Researchers at Uppsala University produce nearly all research data in digital form. The University’s research data is produced, managed and used locally, nationally and internationally, and needs vary among research disciplines. Storage and management have thus far normally been dealt with in various ways within the University locally, or through discipline-specific national or international solutions.

Research funding bodies and other stakeholders are imposing increasingly rigorous standards for managing and ensuring access to research data. If there is no effective system for managing research data and making it available, it will be difficult to publish many types of research. Furthermore, as a government authority the University is subject to requirements regarding research data, including public access to information and archiving. The University has also made commitments within the framework of national and international partnerships that must be met.

A complete system for managing and ensuring access to research data depends on researchers having access to data repositories, service functions for storing data that are adapted to the needs of the various disciplines, to sharing requirements and to the requirements to which the University is subject as a government authority. There is an obvious need for the University to offer its own data storage systems, but also to identify external systems whose use may be appropriate and, in addition, to specify requirements for the use of other systems. The University possesses established expertise in the data storage field, which is now being drawn on to create and maintain a cohesive set of a few local data storage functions.

A basic central research data storage service, Allvis, has been developed in accordance with a decision by the Vice-Chancellor in 2016 (ref. no 2012/1735). Allvis is financed by central funding and will be deployed this year. It will offer all researchers at the University basic storage for a limited quantity of data. After the system has been deployed, all researchers at the University will gradually be given access to Allvis.

A website for research data that will work as a portal for researchers is also being developed. The first elements of the site are links to the government authority standards that apply to research data and a directory of available internal and external storage functions.
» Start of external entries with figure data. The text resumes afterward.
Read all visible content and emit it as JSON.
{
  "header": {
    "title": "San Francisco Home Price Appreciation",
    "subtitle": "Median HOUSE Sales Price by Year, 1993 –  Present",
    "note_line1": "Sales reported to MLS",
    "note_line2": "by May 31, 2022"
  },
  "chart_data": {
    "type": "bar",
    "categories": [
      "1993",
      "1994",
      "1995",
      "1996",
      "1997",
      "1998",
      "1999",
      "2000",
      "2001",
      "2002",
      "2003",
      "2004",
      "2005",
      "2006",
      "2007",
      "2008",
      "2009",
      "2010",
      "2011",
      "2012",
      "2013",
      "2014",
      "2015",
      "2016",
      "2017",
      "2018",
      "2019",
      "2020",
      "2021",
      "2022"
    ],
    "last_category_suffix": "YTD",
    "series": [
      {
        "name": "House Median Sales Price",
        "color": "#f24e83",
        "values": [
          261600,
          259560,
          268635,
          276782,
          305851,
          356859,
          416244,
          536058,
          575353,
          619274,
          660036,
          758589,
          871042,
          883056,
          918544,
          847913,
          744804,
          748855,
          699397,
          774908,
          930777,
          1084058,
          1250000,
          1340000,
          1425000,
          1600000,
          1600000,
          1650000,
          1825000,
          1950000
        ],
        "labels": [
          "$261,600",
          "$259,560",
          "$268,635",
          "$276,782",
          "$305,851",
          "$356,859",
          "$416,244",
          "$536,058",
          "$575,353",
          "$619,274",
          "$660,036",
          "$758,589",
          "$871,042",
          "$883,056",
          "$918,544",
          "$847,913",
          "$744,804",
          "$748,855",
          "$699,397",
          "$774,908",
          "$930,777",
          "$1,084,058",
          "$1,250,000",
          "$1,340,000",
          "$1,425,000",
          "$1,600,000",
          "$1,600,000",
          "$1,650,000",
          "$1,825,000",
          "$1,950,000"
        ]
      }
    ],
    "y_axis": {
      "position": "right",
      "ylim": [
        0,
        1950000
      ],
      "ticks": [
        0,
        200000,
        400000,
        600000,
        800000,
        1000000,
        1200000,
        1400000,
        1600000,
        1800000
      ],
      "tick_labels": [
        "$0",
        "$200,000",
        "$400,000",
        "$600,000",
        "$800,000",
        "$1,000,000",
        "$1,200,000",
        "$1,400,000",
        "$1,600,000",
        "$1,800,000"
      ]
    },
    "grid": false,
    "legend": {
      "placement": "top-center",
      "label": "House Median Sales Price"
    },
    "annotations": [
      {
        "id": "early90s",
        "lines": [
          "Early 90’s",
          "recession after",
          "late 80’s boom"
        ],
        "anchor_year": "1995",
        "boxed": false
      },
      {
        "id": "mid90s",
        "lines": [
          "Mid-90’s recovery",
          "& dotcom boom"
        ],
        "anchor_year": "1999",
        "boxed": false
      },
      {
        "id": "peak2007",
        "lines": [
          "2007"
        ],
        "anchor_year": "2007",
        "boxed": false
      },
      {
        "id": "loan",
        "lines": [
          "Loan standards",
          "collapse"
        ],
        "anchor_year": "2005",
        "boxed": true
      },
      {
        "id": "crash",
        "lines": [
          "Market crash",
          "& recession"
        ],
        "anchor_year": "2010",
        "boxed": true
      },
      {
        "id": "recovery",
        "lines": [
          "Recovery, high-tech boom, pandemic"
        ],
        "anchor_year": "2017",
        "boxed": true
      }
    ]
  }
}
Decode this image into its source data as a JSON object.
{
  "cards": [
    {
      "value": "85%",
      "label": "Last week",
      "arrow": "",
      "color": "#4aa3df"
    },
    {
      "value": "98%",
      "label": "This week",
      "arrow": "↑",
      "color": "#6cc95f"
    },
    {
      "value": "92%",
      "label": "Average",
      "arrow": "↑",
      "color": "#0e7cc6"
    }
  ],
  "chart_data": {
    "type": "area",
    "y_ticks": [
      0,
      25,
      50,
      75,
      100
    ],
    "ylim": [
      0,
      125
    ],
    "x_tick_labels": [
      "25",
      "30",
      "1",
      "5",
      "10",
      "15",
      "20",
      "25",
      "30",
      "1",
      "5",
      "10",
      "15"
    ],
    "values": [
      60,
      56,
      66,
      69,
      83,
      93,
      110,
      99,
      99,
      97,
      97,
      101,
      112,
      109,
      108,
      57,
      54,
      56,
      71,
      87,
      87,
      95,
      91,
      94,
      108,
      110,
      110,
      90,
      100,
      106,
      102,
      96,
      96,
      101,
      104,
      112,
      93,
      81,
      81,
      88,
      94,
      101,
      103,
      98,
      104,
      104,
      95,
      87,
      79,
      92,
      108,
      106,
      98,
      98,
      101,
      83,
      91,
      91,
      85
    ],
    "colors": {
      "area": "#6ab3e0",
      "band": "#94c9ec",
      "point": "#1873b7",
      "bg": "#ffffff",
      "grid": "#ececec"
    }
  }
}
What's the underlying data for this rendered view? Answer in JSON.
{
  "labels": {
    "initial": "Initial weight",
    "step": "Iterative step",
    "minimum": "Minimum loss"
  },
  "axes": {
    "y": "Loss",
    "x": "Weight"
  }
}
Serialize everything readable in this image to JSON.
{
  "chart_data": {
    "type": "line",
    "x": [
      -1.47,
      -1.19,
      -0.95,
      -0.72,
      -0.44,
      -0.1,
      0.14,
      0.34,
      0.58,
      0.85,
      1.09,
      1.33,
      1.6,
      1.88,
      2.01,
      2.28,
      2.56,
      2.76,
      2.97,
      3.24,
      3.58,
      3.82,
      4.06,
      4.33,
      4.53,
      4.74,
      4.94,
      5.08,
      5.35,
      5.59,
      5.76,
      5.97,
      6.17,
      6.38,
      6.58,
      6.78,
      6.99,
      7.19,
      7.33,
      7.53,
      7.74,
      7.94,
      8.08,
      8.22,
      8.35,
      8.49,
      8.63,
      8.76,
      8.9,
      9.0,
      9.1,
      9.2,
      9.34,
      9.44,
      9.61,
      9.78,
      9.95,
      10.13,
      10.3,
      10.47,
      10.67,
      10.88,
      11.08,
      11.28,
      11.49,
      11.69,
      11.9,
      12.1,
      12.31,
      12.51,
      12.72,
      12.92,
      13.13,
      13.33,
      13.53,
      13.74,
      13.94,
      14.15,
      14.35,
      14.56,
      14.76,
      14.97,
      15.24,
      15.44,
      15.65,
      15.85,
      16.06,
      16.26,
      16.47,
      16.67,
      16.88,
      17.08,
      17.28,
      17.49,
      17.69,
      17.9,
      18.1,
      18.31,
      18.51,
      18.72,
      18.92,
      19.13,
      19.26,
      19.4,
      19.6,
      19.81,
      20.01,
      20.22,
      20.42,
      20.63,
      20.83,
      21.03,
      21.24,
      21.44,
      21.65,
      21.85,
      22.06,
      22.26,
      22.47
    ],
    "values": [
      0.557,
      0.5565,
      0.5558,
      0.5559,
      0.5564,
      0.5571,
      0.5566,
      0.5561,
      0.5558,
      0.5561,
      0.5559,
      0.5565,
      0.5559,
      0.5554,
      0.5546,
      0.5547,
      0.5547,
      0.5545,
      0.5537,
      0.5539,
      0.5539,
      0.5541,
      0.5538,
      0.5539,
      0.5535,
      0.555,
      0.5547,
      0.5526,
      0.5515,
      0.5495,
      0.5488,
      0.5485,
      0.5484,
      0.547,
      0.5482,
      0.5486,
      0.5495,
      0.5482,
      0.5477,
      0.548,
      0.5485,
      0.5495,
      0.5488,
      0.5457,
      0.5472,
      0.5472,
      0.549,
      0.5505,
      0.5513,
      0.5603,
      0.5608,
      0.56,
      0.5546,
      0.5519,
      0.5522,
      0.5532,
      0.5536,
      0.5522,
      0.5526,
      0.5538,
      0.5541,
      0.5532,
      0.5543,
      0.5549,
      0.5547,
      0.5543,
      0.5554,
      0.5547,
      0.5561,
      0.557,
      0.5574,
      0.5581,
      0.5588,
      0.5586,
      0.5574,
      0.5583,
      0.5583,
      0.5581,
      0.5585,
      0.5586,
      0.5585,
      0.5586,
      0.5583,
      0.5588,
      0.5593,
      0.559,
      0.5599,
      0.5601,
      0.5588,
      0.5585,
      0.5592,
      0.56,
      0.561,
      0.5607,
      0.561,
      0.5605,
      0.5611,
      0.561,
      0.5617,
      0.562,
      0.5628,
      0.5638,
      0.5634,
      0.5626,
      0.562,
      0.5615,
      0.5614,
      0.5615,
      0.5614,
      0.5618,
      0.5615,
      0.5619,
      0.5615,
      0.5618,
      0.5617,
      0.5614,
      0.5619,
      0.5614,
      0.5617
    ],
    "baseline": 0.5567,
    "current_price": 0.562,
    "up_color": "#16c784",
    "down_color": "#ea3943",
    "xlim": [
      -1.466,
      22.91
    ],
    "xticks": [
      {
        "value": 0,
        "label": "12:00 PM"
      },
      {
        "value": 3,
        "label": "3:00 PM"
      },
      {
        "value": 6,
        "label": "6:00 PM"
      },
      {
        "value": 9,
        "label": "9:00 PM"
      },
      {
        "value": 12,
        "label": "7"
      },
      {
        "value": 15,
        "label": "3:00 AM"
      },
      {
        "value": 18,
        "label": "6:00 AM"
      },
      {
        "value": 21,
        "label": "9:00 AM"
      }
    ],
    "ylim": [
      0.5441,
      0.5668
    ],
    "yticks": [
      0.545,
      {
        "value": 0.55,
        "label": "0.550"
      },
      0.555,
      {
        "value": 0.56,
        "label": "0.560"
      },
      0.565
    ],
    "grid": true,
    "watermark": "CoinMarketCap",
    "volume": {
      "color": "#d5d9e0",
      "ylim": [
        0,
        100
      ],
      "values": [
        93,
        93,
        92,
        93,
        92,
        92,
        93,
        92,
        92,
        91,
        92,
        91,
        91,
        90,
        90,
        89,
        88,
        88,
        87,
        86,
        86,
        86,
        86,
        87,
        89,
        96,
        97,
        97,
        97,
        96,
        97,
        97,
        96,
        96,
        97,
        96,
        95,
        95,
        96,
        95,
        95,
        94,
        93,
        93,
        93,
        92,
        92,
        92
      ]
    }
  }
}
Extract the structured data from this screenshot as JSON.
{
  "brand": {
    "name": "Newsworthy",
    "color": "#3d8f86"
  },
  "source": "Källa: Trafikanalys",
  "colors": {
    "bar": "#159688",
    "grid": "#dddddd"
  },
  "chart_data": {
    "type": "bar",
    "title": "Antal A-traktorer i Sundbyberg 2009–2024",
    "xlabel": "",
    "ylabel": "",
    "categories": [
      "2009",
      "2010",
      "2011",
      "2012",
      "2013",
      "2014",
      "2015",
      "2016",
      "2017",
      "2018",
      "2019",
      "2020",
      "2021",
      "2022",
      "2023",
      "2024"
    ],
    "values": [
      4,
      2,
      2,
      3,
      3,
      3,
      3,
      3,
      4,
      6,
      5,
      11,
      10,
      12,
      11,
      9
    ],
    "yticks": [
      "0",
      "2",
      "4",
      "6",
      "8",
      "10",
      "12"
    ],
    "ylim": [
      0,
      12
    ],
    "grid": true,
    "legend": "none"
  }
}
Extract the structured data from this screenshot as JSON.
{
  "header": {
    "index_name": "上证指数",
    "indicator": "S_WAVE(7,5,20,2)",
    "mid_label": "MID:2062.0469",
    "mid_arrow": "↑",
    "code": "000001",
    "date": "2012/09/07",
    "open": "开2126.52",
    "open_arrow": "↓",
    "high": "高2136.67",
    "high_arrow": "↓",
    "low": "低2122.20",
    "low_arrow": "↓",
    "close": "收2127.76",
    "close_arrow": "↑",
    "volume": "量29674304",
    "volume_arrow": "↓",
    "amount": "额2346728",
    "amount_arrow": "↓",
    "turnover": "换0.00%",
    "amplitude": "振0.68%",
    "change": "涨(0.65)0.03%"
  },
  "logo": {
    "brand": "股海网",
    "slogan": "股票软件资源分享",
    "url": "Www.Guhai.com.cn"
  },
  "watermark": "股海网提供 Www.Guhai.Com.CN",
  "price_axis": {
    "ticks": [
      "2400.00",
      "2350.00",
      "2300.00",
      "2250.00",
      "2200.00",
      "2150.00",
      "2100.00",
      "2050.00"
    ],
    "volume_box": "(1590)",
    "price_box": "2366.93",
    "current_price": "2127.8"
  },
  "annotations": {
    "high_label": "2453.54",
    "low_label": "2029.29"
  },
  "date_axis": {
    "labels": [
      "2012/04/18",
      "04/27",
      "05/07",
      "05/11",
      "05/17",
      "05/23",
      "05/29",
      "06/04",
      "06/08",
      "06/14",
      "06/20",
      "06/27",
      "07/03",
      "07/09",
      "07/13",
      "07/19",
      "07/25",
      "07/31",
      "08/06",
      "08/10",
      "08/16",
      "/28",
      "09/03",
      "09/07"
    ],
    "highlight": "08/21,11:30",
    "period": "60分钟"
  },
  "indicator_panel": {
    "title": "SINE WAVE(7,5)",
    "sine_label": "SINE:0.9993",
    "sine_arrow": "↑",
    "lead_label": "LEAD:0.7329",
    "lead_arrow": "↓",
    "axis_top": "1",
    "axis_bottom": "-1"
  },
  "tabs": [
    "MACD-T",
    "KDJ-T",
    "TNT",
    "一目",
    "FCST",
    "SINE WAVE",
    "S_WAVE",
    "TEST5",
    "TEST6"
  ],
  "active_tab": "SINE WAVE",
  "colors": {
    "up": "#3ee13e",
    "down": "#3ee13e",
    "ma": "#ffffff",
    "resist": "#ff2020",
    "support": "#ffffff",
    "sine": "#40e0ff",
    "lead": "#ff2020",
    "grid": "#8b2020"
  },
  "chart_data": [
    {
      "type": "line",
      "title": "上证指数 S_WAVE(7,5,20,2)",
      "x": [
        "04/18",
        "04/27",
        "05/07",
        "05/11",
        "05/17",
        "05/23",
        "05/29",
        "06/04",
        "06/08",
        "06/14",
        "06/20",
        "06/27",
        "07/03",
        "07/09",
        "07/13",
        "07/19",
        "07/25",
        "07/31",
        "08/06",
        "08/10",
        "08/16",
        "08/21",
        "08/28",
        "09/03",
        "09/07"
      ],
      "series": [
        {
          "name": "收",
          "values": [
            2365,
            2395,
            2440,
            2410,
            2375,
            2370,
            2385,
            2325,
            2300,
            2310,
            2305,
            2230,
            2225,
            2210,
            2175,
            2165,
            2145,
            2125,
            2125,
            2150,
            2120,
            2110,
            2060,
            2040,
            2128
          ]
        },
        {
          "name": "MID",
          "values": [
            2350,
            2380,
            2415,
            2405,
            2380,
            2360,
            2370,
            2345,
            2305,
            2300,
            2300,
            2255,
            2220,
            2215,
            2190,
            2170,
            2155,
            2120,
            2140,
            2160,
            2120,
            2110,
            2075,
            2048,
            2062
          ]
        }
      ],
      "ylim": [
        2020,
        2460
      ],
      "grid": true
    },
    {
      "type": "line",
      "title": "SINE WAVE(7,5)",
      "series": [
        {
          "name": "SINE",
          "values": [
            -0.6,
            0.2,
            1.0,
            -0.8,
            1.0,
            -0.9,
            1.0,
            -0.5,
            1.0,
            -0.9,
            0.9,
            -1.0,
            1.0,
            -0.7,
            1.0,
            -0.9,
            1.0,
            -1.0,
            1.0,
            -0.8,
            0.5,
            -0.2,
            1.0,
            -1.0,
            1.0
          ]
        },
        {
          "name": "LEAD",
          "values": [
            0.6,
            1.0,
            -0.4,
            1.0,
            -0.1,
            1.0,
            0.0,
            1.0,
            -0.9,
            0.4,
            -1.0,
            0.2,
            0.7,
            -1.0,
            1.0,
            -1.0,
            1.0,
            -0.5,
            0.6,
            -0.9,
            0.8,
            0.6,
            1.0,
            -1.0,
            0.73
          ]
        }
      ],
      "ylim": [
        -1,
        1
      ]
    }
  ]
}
In the future, local and external services that can be offered to cover special needs, such as for sensitive data and very large datasets, will be identified. The University’s requirements for managing research data in internal and external systems will be specified.

The allocation of responsibility and the organisational changes required to ensure that the long-term management of research data by the University delivers high quality will be defined. A strategy will also be prepared for providing the support that University researchers need to use the data management system in a way that meets the new standards.